Let $f\colon\mathbb R\to\mathbb R$ be a surjective function. Assume that $f'$ is also surjective. Assume also that $f$ vanishe on $s=1$ of order $m$.
My question is: Are the following functions also surjective? $$f(s^2-s+1)$$ and $$(s-1)f(s)$$
At least locally near the point $s=1$.
1) Since $s^2 - s + 1 \geq 0$ for all $s \in \mathbb{R}$, the answer to the first question is "no." That is because $f(s)$ might only be surjective because of its properties on negative values of $s$. (You can come up with a specific example).
2) The idea here is to construct a function $f(s)$ that is surjective over $s \in \mathbb{R}$, is not surjective over $s\geq 2$, but has a surjective derivative over $s\geq 2$.
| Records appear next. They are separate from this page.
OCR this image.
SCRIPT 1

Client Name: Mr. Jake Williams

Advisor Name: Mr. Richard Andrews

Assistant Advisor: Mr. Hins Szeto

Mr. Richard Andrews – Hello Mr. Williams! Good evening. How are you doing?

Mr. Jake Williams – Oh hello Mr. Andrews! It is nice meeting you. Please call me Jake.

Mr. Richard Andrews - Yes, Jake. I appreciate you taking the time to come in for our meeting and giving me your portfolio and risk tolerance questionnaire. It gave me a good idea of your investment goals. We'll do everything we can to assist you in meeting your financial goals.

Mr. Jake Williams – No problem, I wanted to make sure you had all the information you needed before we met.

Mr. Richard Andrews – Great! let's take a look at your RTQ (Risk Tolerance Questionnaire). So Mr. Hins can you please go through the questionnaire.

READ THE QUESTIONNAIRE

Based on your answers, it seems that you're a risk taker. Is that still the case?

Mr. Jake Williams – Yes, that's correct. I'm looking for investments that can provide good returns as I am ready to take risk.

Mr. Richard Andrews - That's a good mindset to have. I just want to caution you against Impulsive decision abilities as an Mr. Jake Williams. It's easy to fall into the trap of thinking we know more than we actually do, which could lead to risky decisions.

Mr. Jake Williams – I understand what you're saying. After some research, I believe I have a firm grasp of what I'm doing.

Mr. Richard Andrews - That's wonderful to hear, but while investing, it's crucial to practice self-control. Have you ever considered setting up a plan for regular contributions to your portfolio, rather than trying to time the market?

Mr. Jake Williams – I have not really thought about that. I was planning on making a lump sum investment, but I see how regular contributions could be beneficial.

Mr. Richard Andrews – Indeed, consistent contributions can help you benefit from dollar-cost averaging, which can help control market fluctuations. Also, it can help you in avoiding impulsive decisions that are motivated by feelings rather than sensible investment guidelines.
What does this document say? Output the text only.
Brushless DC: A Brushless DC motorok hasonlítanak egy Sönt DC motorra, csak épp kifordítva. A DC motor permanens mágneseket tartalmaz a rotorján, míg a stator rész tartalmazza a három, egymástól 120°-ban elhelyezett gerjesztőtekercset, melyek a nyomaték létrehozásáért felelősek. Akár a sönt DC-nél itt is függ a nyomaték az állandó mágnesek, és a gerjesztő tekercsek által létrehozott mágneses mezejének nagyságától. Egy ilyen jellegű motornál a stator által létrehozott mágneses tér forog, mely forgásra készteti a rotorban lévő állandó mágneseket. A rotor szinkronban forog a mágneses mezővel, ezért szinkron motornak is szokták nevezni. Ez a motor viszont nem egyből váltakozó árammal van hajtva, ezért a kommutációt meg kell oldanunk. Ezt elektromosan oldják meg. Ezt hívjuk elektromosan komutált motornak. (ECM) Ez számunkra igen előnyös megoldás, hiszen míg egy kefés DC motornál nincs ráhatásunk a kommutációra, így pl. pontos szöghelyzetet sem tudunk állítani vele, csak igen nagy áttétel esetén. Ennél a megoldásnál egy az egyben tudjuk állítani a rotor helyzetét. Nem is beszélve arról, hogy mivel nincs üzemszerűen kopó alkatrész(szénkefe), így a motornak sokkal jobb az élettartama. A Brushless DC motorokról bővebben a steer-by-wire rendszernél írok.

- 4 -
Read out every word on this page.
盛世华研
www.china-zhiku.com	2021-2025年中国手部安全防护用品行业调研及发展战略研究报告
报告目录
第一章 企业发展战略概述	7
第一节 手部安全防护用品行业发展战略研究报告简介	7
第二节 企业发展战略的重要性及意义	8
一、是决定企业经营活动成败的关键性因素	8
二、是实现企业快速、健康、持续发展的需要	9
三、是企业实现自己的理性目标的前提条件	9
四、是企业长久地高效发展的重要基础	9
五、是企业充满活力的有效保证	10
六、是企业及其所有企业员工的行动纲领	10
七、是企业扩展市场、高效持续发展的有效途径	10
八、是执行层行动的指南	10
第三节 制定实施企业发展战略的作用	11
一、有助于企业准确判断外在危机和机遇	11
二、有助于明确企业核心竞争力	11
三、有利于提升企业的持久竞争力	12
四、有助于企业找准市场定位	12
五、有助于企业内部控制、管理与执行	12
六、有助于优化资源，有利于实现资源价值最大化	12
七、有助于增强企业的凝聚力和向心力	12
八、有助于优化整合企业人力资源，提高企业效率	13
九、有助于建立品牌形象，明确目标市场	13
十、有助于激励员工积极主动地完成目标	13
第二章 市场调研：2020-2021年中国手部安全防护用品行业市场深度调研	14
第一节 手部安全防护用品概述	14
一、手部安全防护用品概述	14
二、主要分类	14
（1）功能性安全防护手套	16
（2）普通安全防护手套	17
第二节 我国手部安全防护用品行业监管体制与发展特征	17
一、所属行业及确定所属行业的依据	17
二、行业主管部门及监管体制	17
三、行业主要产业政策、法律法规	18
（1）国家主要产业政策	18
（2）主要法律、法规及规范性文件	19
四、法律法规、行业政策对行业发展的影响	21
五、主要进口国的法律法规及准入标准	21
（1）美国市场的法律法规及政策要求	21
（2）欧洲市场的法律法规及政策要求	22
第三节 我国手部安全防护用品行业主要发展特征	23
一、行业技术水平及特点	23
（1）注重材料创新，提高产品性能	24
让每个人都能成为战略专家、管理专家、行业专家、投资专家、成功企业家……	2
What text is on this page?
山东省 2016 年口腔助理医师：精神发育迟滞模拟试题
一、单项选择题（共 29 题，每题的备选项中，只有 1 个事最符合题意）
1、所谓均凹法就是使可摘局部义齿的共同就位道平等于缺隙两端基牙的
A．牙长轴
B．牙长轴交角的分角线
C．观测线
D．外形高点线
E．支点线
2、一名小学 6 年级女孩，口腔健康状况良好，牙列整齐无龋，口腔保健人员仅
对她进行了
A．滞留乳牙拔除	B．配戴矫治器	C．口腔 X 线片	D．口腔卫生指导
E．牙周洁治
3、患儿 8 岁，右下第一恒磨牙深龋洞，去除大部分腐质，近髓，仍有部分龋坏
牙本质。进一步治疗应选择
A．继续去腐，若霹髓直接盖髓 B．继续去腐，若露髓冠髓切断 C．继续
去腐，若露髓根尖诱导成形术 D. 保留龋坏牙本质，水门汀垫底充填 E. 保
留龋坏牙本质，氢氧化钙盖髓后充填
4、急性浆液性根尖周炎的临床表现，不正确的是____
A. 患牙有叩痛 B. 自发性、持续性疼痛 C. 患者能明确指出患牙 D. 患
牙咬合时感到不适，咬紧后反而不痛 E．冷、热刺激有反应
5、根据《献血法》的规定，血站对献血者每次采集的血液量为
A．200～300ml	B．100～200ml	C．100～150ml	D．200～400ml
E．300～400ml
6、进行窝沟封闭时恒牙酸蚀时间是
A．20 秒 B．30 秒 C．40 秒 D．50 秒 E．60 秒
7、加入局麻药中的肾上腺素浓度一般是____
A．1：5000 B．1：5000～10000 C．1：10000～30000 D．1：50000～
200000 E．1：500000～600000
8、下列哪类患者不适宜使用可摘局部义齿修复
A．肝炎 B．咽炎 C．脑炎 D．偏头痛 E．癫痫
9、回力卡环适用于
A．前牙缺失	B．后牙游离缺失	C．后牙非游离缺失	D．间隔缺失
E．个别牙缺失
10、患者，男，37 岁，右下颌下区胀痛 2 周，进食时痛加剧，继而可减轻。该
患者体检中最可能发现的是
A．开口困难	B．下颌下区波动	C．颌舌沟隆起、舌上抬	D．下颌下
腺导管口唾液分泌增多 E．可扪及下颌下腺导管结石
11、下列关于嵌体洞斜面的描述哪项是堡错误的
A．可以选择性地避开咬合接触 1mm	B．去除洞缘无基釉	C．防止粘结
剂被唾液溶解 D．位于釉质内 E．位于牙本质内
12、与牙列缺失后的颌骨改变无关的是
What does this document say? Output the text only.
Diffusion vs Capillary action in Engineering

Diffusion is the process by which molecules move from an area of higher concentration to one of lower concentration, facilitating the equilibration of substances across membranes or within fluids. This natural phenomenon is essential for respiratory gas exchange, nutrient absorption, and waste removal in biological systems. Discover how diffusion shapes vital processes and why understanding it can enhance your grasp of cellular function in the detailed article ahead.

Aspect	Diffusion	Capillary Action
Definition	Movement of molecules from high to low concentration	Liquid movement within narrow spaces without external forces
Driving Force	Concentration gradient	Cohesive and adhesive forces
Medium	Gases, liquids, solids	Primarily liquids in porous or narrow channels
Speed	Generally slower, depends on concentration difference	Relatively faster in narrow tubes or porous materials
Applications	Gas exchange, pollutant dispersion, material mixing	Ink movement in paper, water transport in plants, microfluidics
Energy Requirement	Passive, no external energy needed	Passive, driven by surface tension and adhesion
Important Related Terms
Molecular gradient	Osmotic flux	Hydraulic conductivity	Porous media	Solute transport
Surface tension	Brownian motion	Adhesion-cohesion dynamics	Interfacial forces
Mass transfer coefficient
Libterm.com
Specifically, to show that $(s-1)f(s)$ is not necessarily surjective, even when $f(s)$ meets the criteria, define:
$f(s) = g(s)$ if $s \in [2, \infty)$
$f(s) = c(s)$ if $s \in [0,2]$
$f(s) = s-1$ if $s \in (-\infty, 0]$
where $g(s)$ has derivatives of all orders over $s\geq 2$, is non-negative for all $s \geq 2$, and satisfies $\sup_{s\geq 2}g'(s) = \sup_{s\geq 2}g(s) = \infty$ and $\inf_{s\geq 2} g'(s) = -\infty$. You can come up with such a function $g(s)$. Then fill in $c(s)$ appropriately over $s \in [0,2]$ to ensure the differentiability and $s=1$ conditions are met. Finally, show that $f(s)$ is surjective, $f'(s)$ is surjective, but $\inf_{s\in \mathbb{R}} (s-1)f(s) > -\infty$.